Eigenvalue and Eigenvector of $\small\pmatrix{0 & 0 \\ 0 & -7}$

Question

I need help working out the eigenvectors for this matrix.

$ \begin {pmatrix} 0 & 0 \\ 0 & -7 \end{pmatrix} $

The original matrix is $ \begin {pmatrix} 5 & 0 \\ 0 & -2 \end{pmatrix} $ , eigenvalues are 5,-2,

but I am not sure how to about the eigenvectors,

as for 5

$ \begin {pmatrix} 0 & 0 \\ 0 & -7 \end{pmatrix} $ $ \begin{pmatrix} x \\ y \end{pmatrix}$ = $ \begin{pmatrix} 0 \\ 0 \end{pmatrix}$

from the first equation, $x$ and $y$ are both zero, but from the second equation $y = 0$, so what is the eigenvector?

Answer 1

From first equation you deduce whatever is x and y the equation holds

$$0x+0y=0$$ From second equation you deduce that $y=0$ $$0x-7y=0 \implies -7y=0 \implies y=0$$ So $$(x,y)=(x,0)=x(1,0)$$

Answer 2

No, from the first equation, $x$ and $y$ are free.
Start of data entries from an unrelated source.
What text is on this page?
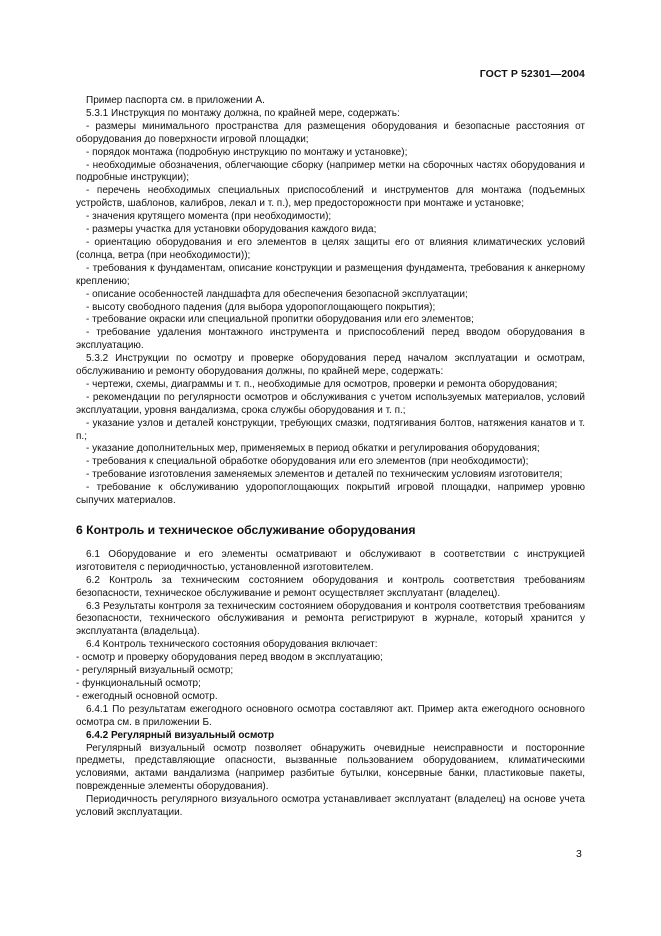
ГОСТ Р 52301—2004

Пример паспорта см. в приложении А.

5.3.1 Инструкция по монтажу должна, по крайней мере, содержать:

- размеры минимального пространства для размещения оборудования и безопасные расстояния от оборудования до поверхности игровой площадки;

- порядок монтажа (подробную инструкцию по монтажу и установке);

- необходимые обозначения, облегчающие сборку (например метки на сборочных частях оборудования и подробные инструкции);

- перечень необходимых специальных приспособлений и инструментов для монтажа (подъемных устройств, шаблонов, калибров, лекал и т. п.), мер предосторожности при монтаже и установке;

- значения крутящего момента (при необходимости);

- размеры участка для установки оборудования каждого вида;

- ориентацию оборудования и его элементов в целях защиты его от влияния климатических условий (солнца, ветра (при необходимости));

- требования к фундаментам, описание конструкции и размещения фундамента, требования к анкерному креплению;

- описание особенностей ландшафта для обеспечения безопасной эксплуатации;

- высоту свободного падения (для выбора удоропоглощающего покрытия);

- требование окраски или специальной пропитки оборудования или его элементов;

- требование удаления монтажного инструмента и приспособлений перед вводом оборудования в эксплуатацию.

5.3.2 Инструкции по осмотру и проверке оборудования перед началом эксплуатации и осмотрам, обслуживанию и ремонту оборудования должны, по крайней мере, содержать:

- чертежи, схемы, диаграммы и т. п., необходимые для осмотров, проверки и ремонта оборудования;

- рекомендации по регулярности осмотров и обслуживания с учетом используемых материалов, условий эксплуатации, уровня вандализма, срока службы оборудования и т. п.;

- указание узлов и деталей конструкции, требующих смазки, подтягивания болтов, натяжения канатов и т. п.;

- указание дополнительных мер, применяемых в период обкатки и регулирования оборудования;

- требования к специальной обработке оборудования или его элементов (при необходимости);

- требование изготовления заменяемых элементов и деталей по техническим условиям изготовителя;

- требование к обслуживанию удоропоглощающих покрытий игровой площадки, например уровню сыпучих материалов.

6 Контроль и техническое обслуживание оборудования

6.1 Оборудование и его элементы осматривают и обслуживают в соответствии с инструкцией изготовителя с периодичностью, установленной изготовителем.

6.2 Контроль за техническим состоянием оборудования и контроль соответствия требованиям безопасности, техническое обслуживание и ремонт осуществляет эксплуатант (владелец).

6.3 Результаты контроля за техническим состоянием оборудования и контроля соответствия требованиям безопасности, технического обслуживания и ремонта регистрируют в журнале, который хранится у эксплуатанта (владельца).

6.4 Контроль технического состояния оборудования включает:

- осмотр и проверку оборудования перед вводом в эксплуатацию;

- регулярный визуальный осмотр;

- функциональный осмотр;

- ежегодный основной осмотр.

6.4.1 По результатам ежегодного основного осмотра составляют акт. Пример акта ежегодного основного осмотра см. в приложении Б.

6.4.2 Регулярный визуальный осмотр

Регулярный визуальный осмотр позволяет обнаружить очевидные неисправности и посторонние предметы, представляющие опасности, вызванные пользованием оборудованием, климатическими условиями, актами вандализма (например разбитые бутылки, консервные банки, пластиковые пакеты, поврежденные элементы оборудования).

Периодичность регулярного визуального осмотра устанавливает эксплуатант (владелец) на основе учета условий эксплуатации.

3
From the second equation, $y=0$. So your eigenvector is $$ \begin{bmatrix}1\\0 \end{bmatrix} $$ as you can check, the equation is satisfied.

Answer 3

To find the eigenvectors, you need to solve the linear system :

$$(A-\lambda I)v = 0$$

For the case of $\lambda = 5$, you have :

$$(A-5I)v_5=0 \Rightarrow\begin{bmatrix} 0 & 0 \\ 0 & -7 \end{bmatrix} \begin{bmatrix} v_1 \\ v_2\end{bmatrix} = \begin{bmatrix} 0 \\ 0 \end{bmatrix} \Rightarrow \{ 0v_1 + 0v_2 = 0 |v_2 = 0 \}$$

This means that the eigenspace gets generated by $\{(v_1,v_2) \in \mathbb R^2 | v_1\in \mathbb R \space \text{and} \space v_2=0\}$, thus $v_1$ can take any value over the reals since $0v_1 = 0$ is true for all $v_1 \in \mathbb R$. Simply letting $v_1=1$, you yield the eigenvector :

$$v_5 = \begin{bmatrix} 1 \\ 0\end{bmatrix}$$